The noun has one meaning:
Meaning #1:
a question as to whether the current proceedings are allowed by parliamentary procedure
Point of Order! is a 1964 documentary film about the Senate Army-McCarthy Hearings of 1954. The hearings were broadcast live on television in their entirety and also recorded via kinescope. Made without narration, the film was compiled from the kinescope recordings and reduced to 93 minutes out of 187 hours.
The Army-McCarthy Hearings came about when the Army accused Senator McCarthy of improperly pressuring the Army for special privileges for Private G. David Schine, formerly of McCarthy's investigative staff. McCarthy counter-charged that the Army was holding Schine hostage to keep him from searching for Communists in the Army.
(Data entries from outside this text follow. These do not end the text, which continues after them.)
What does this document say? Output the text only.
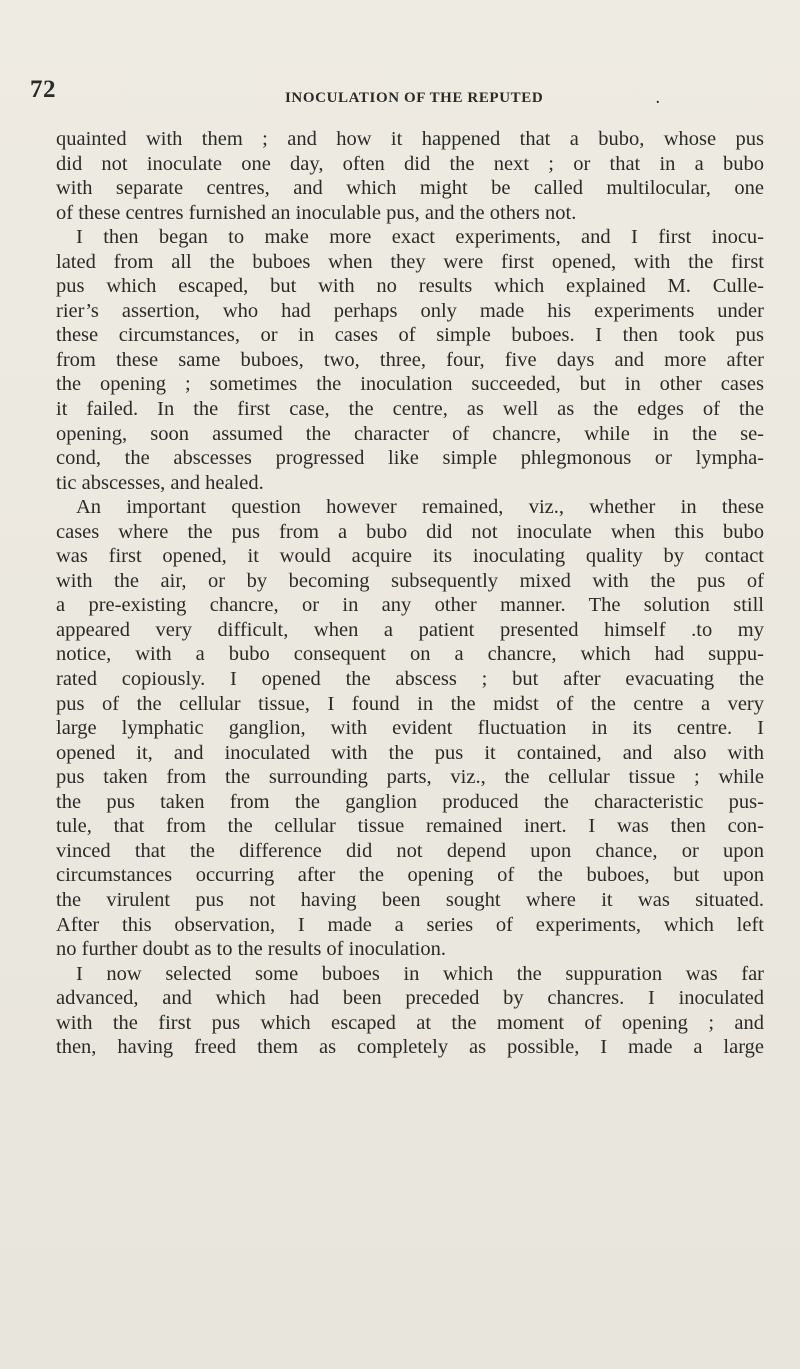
72	INOCULATION OF THE REPUTED	.
quainted with them ; and how it happened that a bubo, whose pus
did not inoculate one day, often did the next ; or that in a bubo
with separate centres, and which might be called multilocular, one
of these centres furnished an inoculable pus, and the others not.
I then began to make more exact experiments, and I first inocu-
lated from all the buboes when they were first opened, with the first
pus which escaped, but with no results which explained M. Culle-
rier’s assertion, who had perhaps only made his experiments under
these circumstances, or in cases of simple buboes. I then took pus
from these same buboes, two, three, four, five days and more after
the opening ; sometimes the inoculation succeeded, but in other cases
it failed. In the first case, the centre, as well as the edges of the
opening, soon assumed the character of chancre, while in the se-
cond, the abscesses progressed like simple phlegmonous or lympha-
tic abscesses, and healed.
An important question however remained, viz., whether in these
cases where the pus from a bubo did not inoculate when this bubo
was first opened, it would acquire its inoculating quality by contact
with the air, or by becoming subsequently mixed with the pus of
a pre-existing chancre, or in any other manner. The solution still
appeared very difficult, when a patient presented himself .to my
notice, with a bubo consequent on a chancre, which had suppu-
rated copiously. I opened the abscess ; but after evacuating the
pus of the cellular tissue, I found in the midst of the centre a very
large lymphatic ganglion, with evident fluctuation in its centre. I
opened it, and inoculated with the pus it contained, and also with
pus taken from the surrounding parts, viz., the cellular tissue ; while
the pus taken from the ganglion produced the characteristic pus-
tule, that from the cellular tissue remained inert. I was then con-
vinced that the difference did not depend upon chance, or upon
circumstances occurring after the opening of the buboes, but upon
the virulent pus not having been sought where it was situated.
After this observation, I made a series of experiments, which left
no further doubt as to the results of inoculation.
I now selected some buboes in which the suppuration was far
advanced, and which had been preceded by chancres. I inoculated
with the first pus which escaped at the moment of opening ; and
then, having freed them as completely as possible, I made a large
The film ends with a scene that stands as a metaphor for McCarthy's rapidly crumbling influence on the nation. It shows a heated exchange between Democratic Senator Stuart Symington and McCarthy that occurred near the end of the hearings and late in the afternoon, when the hearings were about to adjourn for the day. Symington sharply questions the handling of McCarthy's secret files by his staff. McCarthy calls this a "smear" against the men on his staff, and as Symington starts to leave, McCarthy accuses him of using "the same tactics that the Communist Party has used for too long." Symington returns to the microphone and says: "Apparently every time anybody says anything against anybody working for Senator McCarthy, he is declaring them and accusing them of being Communists!" Symington leaves and the hearings adjourn. McCarthy continues his passionate but repetitious defense of his staff and his attack on Symington, speaking to an increasingly empty chamber.
Point of Order! was written by Robert Duncan and Emile de Antonio and directed by de Antonio. de Antonio has been characterized as a "radical filmmaker" with Marxist/leftist political beliefs.[1]
The film has been deemed "culturally significant" by the United States Library of Congress and selected for preservation in the National Film Registry.